Hedge fund manager Stephen Mandel and his wife Susan are a billionaire power couple that has a history of springing into action come election season. Before the 2024 presidential contest, they hosted Joe Biden for a private fundraising dinner in Greenwich, Connecticut. Kamala Harris, Hillary Clinton, and John Kerry are other beneficiaries of the $84 million that the Mandels have sprinkled to Democratic campaigns over time, according to Federal Election Commission records.
Now, the couple is gearing up for the 2026 midterm elections.
The Mandels have given almost $10 million in support of Democrats seeking federal office this year, federal records show, with more expected.
“They are extremely influential and generous supporters who have never asked for very much,” one veteran Democratic fundraiser who has worked for half a dozen presidential campaigns and interfaced with the couple told CBS News.
The Mandels’ giving offers a window into how billionaire megadonors have become an unrivaled force in American politics. The ultra-wealthy donor class is preparing to pour resources into an election that will decide whether Republicans or Democrats have a majority in the next Congress.
In 2024, ultra-wealthy donors poured more than $3 billion into elections, led by the world’s richest man — Elon Musk. He spent more than $290 million supporting President Trump and other Republicans, a record sum. And overall, that $3 billion was spent overwhelmingly to benefit the GOP — these donors gave five times as much to Republicans and groups aligned with them as they did to Democrats.
That trend appears to be continuing: Republican Party committees, super PACs, MAGA Inc. and other Trump-related groups had over $600 million in cash on hand in early February, while Democratic Party committees and congressional super PACs were short of $200 million.
Election spending has ballooned in the decade and a half since a Supreme Court ruling that opened the floodgates for corporations and unions to donate without any limits.
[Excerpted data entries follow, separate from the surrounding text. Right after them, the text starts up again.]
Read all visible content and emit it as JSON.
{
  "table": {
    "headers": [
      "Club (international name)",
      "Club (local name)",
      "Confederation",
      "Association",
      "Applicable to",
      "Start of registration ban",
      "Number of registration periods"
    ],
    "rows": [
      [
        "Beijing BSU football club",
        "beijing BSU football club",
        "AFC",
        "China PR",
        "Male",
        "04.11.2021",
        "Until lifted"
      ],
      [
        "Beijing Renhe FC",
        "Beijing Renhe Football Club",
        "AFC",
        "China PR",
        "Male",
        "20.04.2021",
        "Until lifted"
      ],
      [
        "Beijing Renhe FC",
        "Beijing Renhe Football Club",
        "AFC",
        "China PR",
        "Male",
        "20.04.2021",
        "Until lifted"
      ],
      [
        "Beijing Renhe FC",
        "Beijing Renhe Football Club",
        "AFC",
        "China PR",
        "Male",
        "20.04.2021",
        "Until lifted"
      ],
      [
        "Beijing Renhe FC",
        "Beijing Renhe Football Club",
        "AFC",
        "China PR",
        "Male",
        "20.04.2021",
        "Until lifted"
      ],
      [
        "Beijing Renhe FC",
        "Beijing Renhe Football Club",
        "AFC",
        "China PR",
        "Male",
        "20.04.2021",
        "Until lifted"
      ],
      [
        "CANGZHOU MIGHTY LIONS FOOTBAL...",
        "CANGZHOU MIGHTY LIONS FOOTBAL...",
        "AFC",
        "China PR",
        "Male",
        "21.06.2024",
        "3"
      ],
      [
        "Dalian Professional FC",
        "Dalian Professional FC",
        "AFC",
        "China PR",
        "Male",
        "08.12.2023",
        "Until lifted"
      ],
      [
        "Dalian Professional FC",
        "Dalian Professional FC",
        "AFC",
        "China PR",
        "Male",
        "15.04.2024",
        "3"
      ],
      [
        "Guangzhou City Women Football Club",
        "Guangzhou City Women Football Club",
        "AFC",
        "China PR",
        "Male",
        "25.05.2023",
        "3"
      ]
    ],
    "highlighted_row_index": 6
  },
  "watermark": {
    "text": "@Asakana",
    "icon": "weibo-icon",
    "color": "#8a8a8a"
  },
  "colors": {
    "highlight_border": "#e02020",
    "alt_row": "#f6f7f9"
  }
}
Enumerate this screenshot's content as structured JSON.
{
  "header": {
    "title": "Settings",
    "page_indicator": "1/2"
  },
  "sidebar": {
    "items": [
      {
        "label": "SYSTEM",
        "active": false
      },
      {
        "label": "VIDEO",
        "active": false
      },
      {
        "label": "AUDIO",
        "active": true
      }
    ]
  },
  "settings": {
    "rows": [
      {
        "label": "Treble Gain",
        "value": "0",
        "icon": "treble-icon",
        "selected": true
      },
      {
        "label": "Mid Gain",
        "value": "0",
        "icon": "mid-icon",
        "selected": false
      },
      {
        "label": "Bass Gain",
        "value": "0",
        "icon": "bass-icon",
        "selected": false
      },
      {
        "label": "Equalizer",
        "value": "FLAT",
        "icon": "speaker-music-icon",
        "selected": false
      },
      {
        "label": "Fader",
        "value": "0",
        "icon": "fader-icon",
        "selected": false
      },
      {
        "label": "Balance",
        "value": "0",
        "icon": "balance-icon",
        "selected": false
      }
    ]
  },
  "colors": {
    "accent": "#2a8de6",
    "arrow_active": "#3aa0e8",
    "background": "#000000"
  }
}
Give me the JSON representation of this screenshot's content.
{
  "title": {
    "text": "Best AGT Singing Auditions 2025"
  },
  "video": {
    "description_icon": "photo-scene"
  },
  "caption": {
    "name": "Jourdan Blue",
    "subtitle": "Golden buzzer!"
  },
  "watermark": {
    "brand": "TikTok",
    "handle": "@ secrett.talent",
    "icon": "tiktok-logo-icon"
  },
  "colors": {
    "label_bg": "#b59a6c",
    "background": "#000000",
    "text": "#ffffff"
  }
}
Billionaires on both sides have funded a constellation of opaque political organizations, raising fresh questions about “dark money” and lax disclosure laws, as well as, in some cases, whether groups are complying with rules on the books.
The structures and cash flow of these organizations — which operate on both sides of the political aisle — have taken on a new level of complexity, even for the already serpentine world of campaign giving.
After the 2024 election, the Majority Democrats PAC was launched by centrist Democrats to recruit new candidates and challenge the party’s more progressive wing.
The Mandels, along with Mark Heising — a billionaire investor in San Francisco who also fundraises for Democrats — are top funders of Majority Democrats PAC. More than 90% of its publicly-disclosed fundraising haul since last July is traced to $3.5 million in contributions from the Mandels and $1 million from Heising.